Well, I've been back from the cruise for a few days but yes, I do take a lot of very attractively priced cruises!
As for medical care, I think somebody downtown figured out I'm wealthy. I received a notice from the healthcare.gov folks that said my 3 kids were denied medicaid (even though I applied using literally the exact same household stats and income as last year!). I submitted my 2017 tax form to the medicaid office and maybe that tipped "the system" off. I'm okay with that since I'm far from poor
Still waiting on the notice from NC Medicaid folks to make it official official.

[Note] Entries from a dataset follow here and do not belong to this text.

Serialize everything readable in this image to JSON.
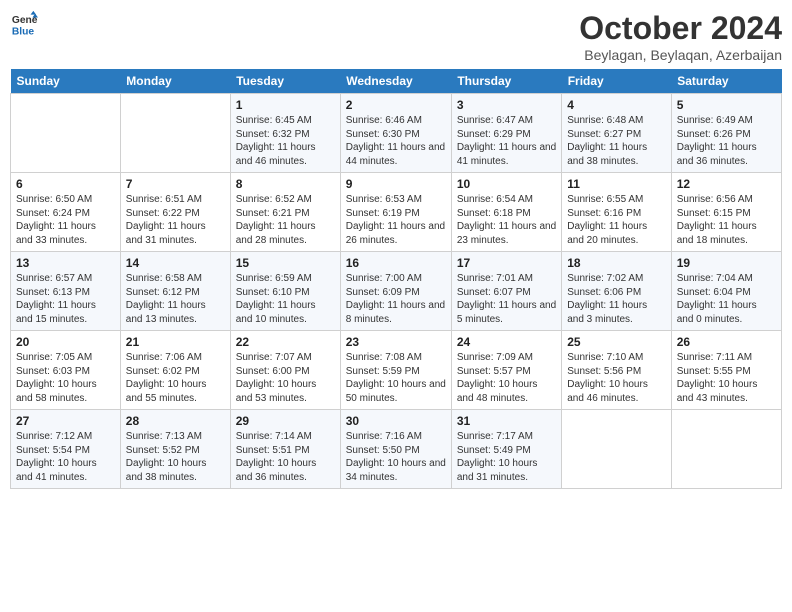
{
  "header": {
    "logo_line1": "General",
    "logo_line2": "Blue",
    "title": "October 2024",
    "subtitle": "Beylagan, Beylaqan, Azerbaijan"
  },
  "days_of_week": [
    "Sunday",
    "Monday",
    "Tuesday",
    "Wednesday",
    "Thursday",
    "Friday",
    "Saturday"
  ],
  "weeks": [
    [
      {
        "day": "",
        "info": ""
      },
      {
        "day": "",
        "info": ""
      },
      {
        "day": "1",
        "info": "Sunrise: 6:45 AM\nSunset: 6:32 PM\nDaylight: 11 hours and 46 minutes."
      },
      {
        "day": "2",
        "info": "Sunrise: 6:46 AM\nSunset: 6:30 PM\nDaylight: 11 hours and 44 minutes."
      },
      {
        "day": "3",
        "info": "Sunrise: 6:47 AM\nSunset: 6:29 PM\nDaylight: 11 hours and 41 minutes."
      },
      {
        "day": "4",
        "info": "Sunrise: 6:48 AM\nSunset: 6:27 PM\nDaylight: 11 hours and 38 minutes."
      },
      {
        "day": "5",
        "info": "Sunrise: 6:49 AM\nSunset: 6:26 PM\nDaylight: 11 hours and 36 minutes."
      }
    ],
    [
      {
        "day": "6",
        "info": "Sunrise: 6:50 AM\nSunset: 6:24 PM\nDaylight: 11 hours and 33 minutes."
      },
      {
        "day": "7",
        "info": "Sunrise: 6:51 AM\nSunset: 6:22 PM\nDaylight: 11 hours and 31 minutes."
      },
      {
        "day": "8",
        "info": "Sunrise: 6:52 AM\nSunset: 6:21 PM\nDaylight: 11 hours and 28 minutes."
      },
      {
        "day": "9",
        "info": "Sunrise: 6:53 AM\nSunset: 6:19 PM\nDaylight: 11 hours and 26 minutes."
      },
      {
        "day": "10",
        "info": "Sunrise: 6:54 AM\nSunset: 6:18 PM\nDaylight: 11 hours and 23 minutes."
      },
      {
        "day": "11",
        "info": "Sunrise: 6:55 AM\nSunset: 6:16 PM\nDaylight: 11 hours and 20 minutes."
      },
      {
        "day": "12",
        "info": "Sunrise: 6:56 AM\nSunset: 6:15 PM\nDaylight: 11 hours and 18 minutes."
      }
    ],
    [
      {
        "day": "13",
        "info": "Sunrise: 6:57 AM\nSunset: 6:13 PM\nDaylight: 11 hours and 15 minutes."
      },
      {
        "day": "14",
        "info": "Sunrise: 6:58 AM\nSunset: 6:12 PM\nDaylight: 11 hours and 13 minutes."
      },
      {
        "day": "15",
        "info": "Sunrise: 6:59 AM\nSunset: 6:10 PM\nDaylight: 11 hours and 10 minutes."
      },
      {
        "day": "16",
        "info": "Sunrise: 7:00 AM\nSunset: 6:09 PM\nDaylight: 11 hours and 8 minutes."
      },
      {
        "day": "17",
        "info": "Sunrise: 7:01 AM\nSunset: 6:07 PM\nDaylight: 11 hours and 5 minutes."
      },
      {
        "day": "18",
        "info": "Sunrise: 7:02 AM\nSunset: 6:06 PM\nDaylight: 11 hours and 3 minutes."
      },
      {
        "day": "19",
        "info": "Sunrise: 7:04 AM\nSunset: 6:04 PM\nDaylight: 11 hours and 0 minutes."
      }
    ],
    [
      {
        "day": "20",
        "info": "Sunrise: 7:05 AM\nSunset: 6:03 PM\nDaylight: 10 hours and 58 minutes."
      },
      {
        "day": "21",
        "info": "Sunrise: 7:06 AM\nSunset: 6:02 PM\nDaylight: 10 hours and 55 minutes."
      },
      {
        "day": "22",
        "info": "Sunrise: 7:07 AM\nSunset: 6:00 PM\nDaylight: 10 hours and 53 minutes."
      },
      {
        "day": "23",
        "info": "Sunrise: 7:08 AM\nSunset: 5:59 PM\nDaylight: 10 hours and 50 minutes."
      },
      {
        "day": "24",
        "info": "Sunrise: 7:09 AM\nSunset: 5:57 PM\nDaylight: 10 hours and 48 minutes."
      },
      {
        "day": "25",
        "info": "Sunrise: 7:10 AM\nSunset: 5:56 PM\nDaylight: 10 hours and 46 minutes."
      },
      {
        "day": "26",
        "info": "Sunrise: 7:11 AM\nSunset: 5:55 PM\nDaylight: 10 hours and 43 minutes."
      }
    ],
    [
      {
        "day": "27",
        "info": "Sunrise: 7:12 AM\nSunset: 5:54 PM\nDaylight: 10 hours and 41 minutes."
      },
      {
        "day": "28",
        "info": "Sunrise: 7:13 AM\nSunset: 5:52 PM\nDaylight: 10 hours and 38 minutes."
      },
      {
        "day": "29",
        "info": "Sunrise: 7:14 AM\nSunset: 5:51 PM\nDaylight: 10 hours and 36 minutes."
      },
      {
        "day": "30",
        "info": "Sunrise: 7:16 AM\nSunset: 5:50 PM\nDaylight: 10 hours and 34 minutes."
      },
      {
        "day": "31",
        "info": "Sunrise: 7:17 AM\nSunset: 5:49 PM\nDaylight: 10 hours and 31 minutes."
      },
      {
        "day": "",
        "info": ""
      },
      {
        "day": "",
        "info": ""
      }
    ]
  ]
}
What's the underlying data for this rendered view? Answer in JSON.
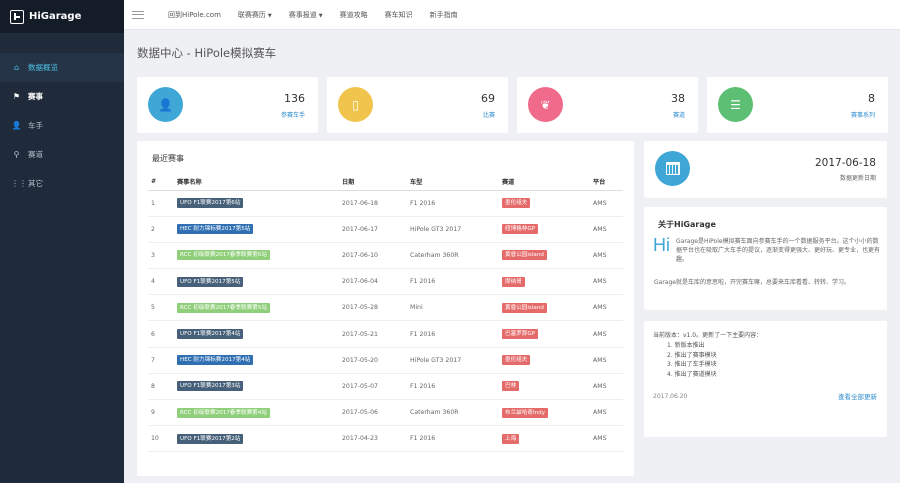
{
  "brand": {
    "name": "HiGarage"
  },
  "sidebar": {
    "items": [
      {
        "label": "数据概览",
        "icon": "home-icon",
        "glyph": "⌂"
      },
      {
        "label": "赛事",
        "icon": "flag-icon",
        "glyph": "⚑"
      },
      {
        "label": "车手",
        "icon": "user-icon",
        "glyph": "👤"
      },
      {
        "label": "赛道",
        "icon": "map-marker-icon",
        "glyph": "⚲"
      },
      {
        "label": "其它",
        "icon": "grid-icon",
        "glyph": "⋮⋮"
      }
    ]
  },
  "topnav": {
    "items": [
      {
        "label": "回到HiPole.com"
      },
      {
        "label": "联赛赛历",
        "caret": "▼"
      },
      {
        "label": "赛事报道",
        "caret": "▼"
      },
      {
        "label": "赛道攻略"
      },
      {
        "label": "赛车知识"
      },
      {
        "label": "新手指南"
      }
    ]
  },
  "page": {
    "title": "数据中心 - HiPole模拟赛车"
  },
  "stats": [
    {
      "value": "136",
      "label": "参赛车手",
      "color": "#3fa7d6",
      "icon": "user-icon",
      "glyph": "👤"
    },
    {
      "value": "69",
      "label": "比赛",
      "color": "#f0c44d",
      "icon": "mobile-icon",
      "glyph": "▯"
    },
    {
      "value": "38",
      "label": "赛道",
      "color": "#f06a8c",
      "icon": "leaf-icon",
      "glyph": "❦"
    },
    {
      "value": "8",
      "label": "赛事系列",
      "color": "#5cbf74",
      "icon": "list-icon",
      "glyph": "☰"
    }
  ],
  "races": {
    "title": "最近赛事",
    "columns": [
      "#",
      "赛事名称",
      "日期",
      "车型",
      "赛道",
      "平台"
    ],
    "rows": [
      {
        "n": "1",
        "series": "UFO F1联赛2017第6站",
        "type": "ufo",
        "date": "2017-06-18",
        "car": "F1 2016",
        "track": "墨伦组夫",
        "platform": "AMS"
      },
      {
        "n": "2",
        "series": "HEC 耐力锦标赛2017第5站",
        "type": "hec",
        "date": "2017-06-17",
        "car": "HiPole GT3 2017",
        "track": "纽博格林GP",
        "platform": "AMS"
      },
      {
        "n": "3",
        "series": "RCC 初级联赛2017春季联赛第6站",
        "type": "rcc",
        "date": "2017-06-10",
        "car": "Caterham 360R",
        "track": "黄昏公园island",
        "platform": "AMS"
      },
      {
        "n": "4",
        "series": "UFO F1联赛2017第5站",
        "type": "ufo",
        "date": "2017-06-04",
        "car": "F1 2016",
        "track": "摩纳哥",
        "platform": "AMS"
      },
      {
        "n": "5",
        "series": "RCC 初级联赛2017春季联赛第5站",
        "type": "rcc",
        "date": "2017-05-28",
        "car": "Mini",
        "track": "黄昏公园island",
        "platform": "AMS"
      },
      {
        "n": "6",
        "series": "UFO F1联赛2017第4站",
        "type": "ufo",
        "date": "2017-05-21",
        "car": "F1 2016",
        "track": "巴塞罗那GP",
        "platform": "AMS"
      },
      {
        "n": "7",
        "series": "HEC 耐力锦标赛2017第4站",
        "type": "hec",
        "date": "2017-05-20",
        "car": "HiPole GT3 2017",
        "track": "墨伦组夫",
        "platform": "AMS"
      },
      {
        "n": "8",
        "series": "UFO F1联赛2017第3站",
        "type": "ufo",
        "date": "2017-05-07",
        "car": "F1 2016",
        "track": "巴林",
        "platform": "AMS"
      },
      {
        "n": "9",
        "series": "RCC 初级联赛2017春季联赛第4站",
        "type": "rcc",
        "date": "2017-05-06",
        "car": "Caterham 360R",
        "track": "布兰兹哈奇Indy",
        "platform": "AMS"
      },
      {
        "n": "10",
        "series": "UFO F1联赛2017第2站",
        "type": "ufo",
        "date": "2017-04-23",
        "car": "F1 2016",
        "track": "上海",
        "platform": "AMS"
      }
    ]
  },
  "update_card": {
    "date": "2017-06-18",
    "label": "数据更新日期",
    "icon": "calendar-icon"
  },
  "about": {
    "title": "关于HiGarage",
    "hi": "Hi",
    "p1": "Garage是HiPole模拟赛车面向参赛车手的一个数据服务平台。这个小小的数据平台也在吸取广大车手的提议，逐渐变得更强大、更好玩、更专业，也更有趣。",
    "p2": "Garage就是车库的意思啦，开完赛车嘛，总要来车库看看、转转、学习。"
  },
  "changelog": {
    "head": "当前版本：v1.0。更新了一下主要内容：",
    "items": [
      "1. 新版本推出",
      "2. 推出了赛事模块",
      "3. 推出了车手模块",
      "4. 推出了赛道模块"
    ],
    "date": "2017.06.20",
    "link": "查看全部更新"
  }
}
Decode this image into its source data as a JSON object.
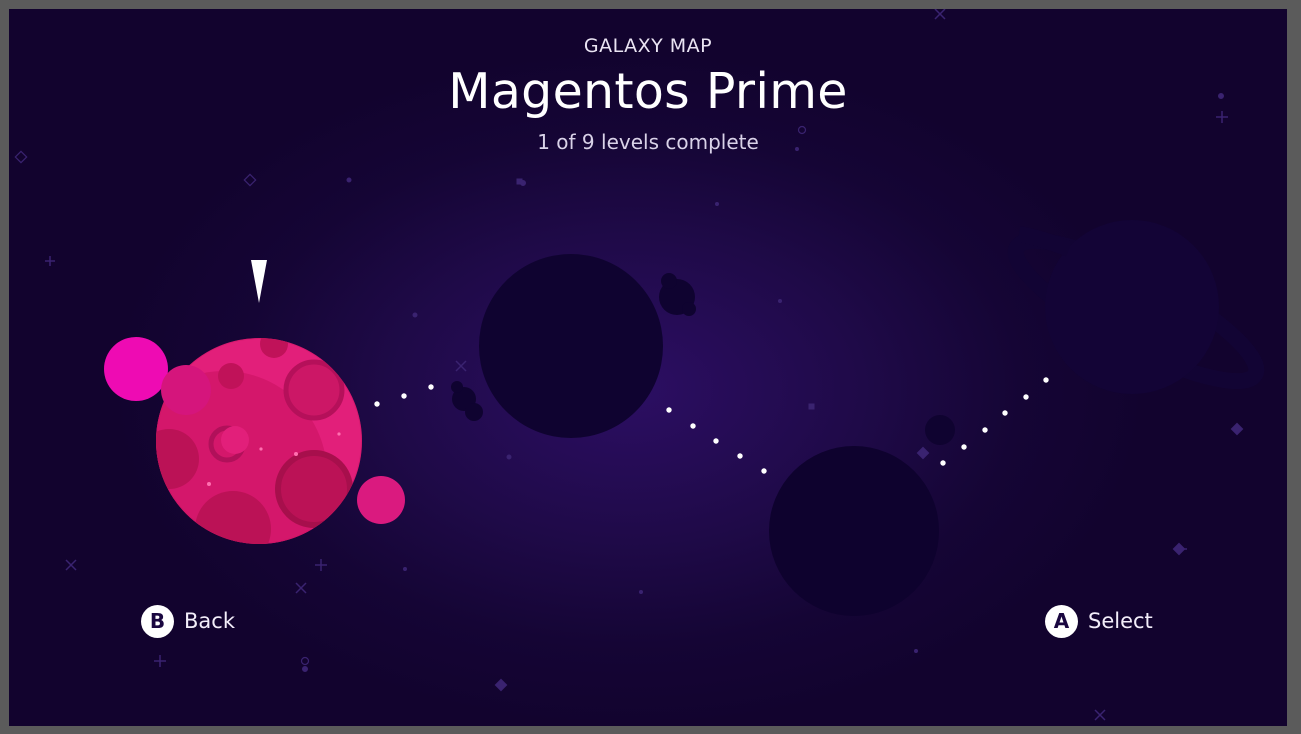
{
  "header": {
    "eyebrow": "GALAXY MAP",
    "title": "Magentos Prime",
    "progress_text": "1 of 9 levels complete"
  },
  "levels": {
    "completed": 1,
    "total": 9,
    "selected_index": 1,
    "planets": [
      {
        "name": "level-1",
        "state": "unlocked"
      },
      {
        "name": "level-2",
        "state": "locked"
      },
      {
        "name": "level-3",
        "state": "locked"
      },
      {
        "name": "level-4",
        "state": "locked"
      }
    ]
  },
  "controls": {
    "back": {
      "key": "B",
      "label": "Back"
    },
    "select": {
      "key": "A",
      "label": "Select"
    }
  },
  "colors": {
    "background": "#150535",
    "planet_unlocked": "#e21f7a",
    "planet_locked": "#0f0330",
    "moon": "#ee0bb3",
    "text": "#ffffff"
  },
  "icons": {
    "cursor": "selection-cursor-icon",
    "path": "dotted-path"
  }
}
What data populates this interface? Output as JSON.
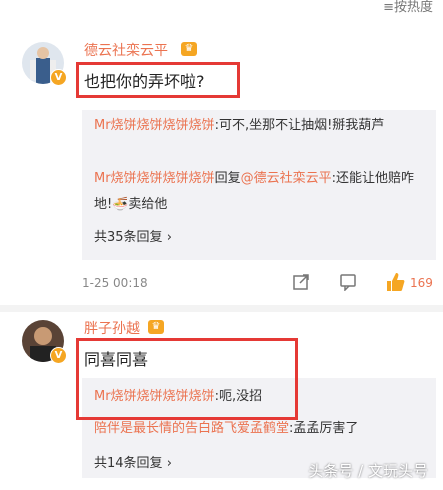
{
  "header": {
    "sort_label": "按热度"
  },
  "comments": [
    {
      "username": "德云社栾云平",
      "text": "也把你的弄坏啦?",
      "replies": [
        {
          "name": "Mr烧饼烧饼烧饼烧饼",
          "text": ":可不,坐那不让抽烟!掰我葫芦"
        },
        {
          "name": "Mr烧饼烧饼烧饼烧饼",
          "reply_word": "回复",
          "mention": "@德云社栾云平",
          "text": ":还能让他赔咋地!",
          "text_after": "卖给他"
        }
      ],
      "more": "共35条回复",
      "time": "1-25 00:18",
      "like_count": "169"
    },
    {
      "username": "胖子孙越",
      "text": "同喜同喜",
      "replies": [
        {
          "name": "Mr烧饼烧饼烧饼烧饼",
          "text": ":呃,没招"
        },
        {
          "name": "陪伴是最长情的告白路飞爱孟鹤堂",
          "text": ":孟孟厉害了"
        }
      ],
      "more": "共14条回复"
    }
  ],
  "watermark": "头条号 / 文玩头号",
  "colors": {
    "username": "#eb7350",
    "highlight": "#e53935",
    "vip": "#f5a623"
  }
}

I can't figure out how all this stuff works and I consider myself to have above median intelligence. My takeaway is that it sucks to be poor and unable to navigate the complicated systems we have for health care.
As I understand it, my $30 per month ACA premium will remain $30/mo when I add my 3 kids. The only slight downside is medicaid covered EVERYTHING and we never paid a penny to any service providers. Now we'll pay a little something for doc visits and dental visits. Though children's dental is still covered through our ACA plan. At least preventative. It's mostly rounding error in my financial situation anyway.
As for MMM's status, I don't think it's fair to analyze his pro forma income and expenses by including $30k in HI premiums AND saying there's no way he could fund that $30k/yr extra HI expense because he only had $800k saved at the time of retirement.
If he was actually living on the income stream from his portfolio, his income would be well below the ACA threshold and he would pay very little for HI after ACA subsidies. It's only because he makes $400k and therefore qualifies for no ACA subsidies that his premium is so high.
Moral of the story: if you retire (or "retire" for those that view it that way) and end up making a bunch of money, then your HI costs go up. But your income also goes up, so you're okay.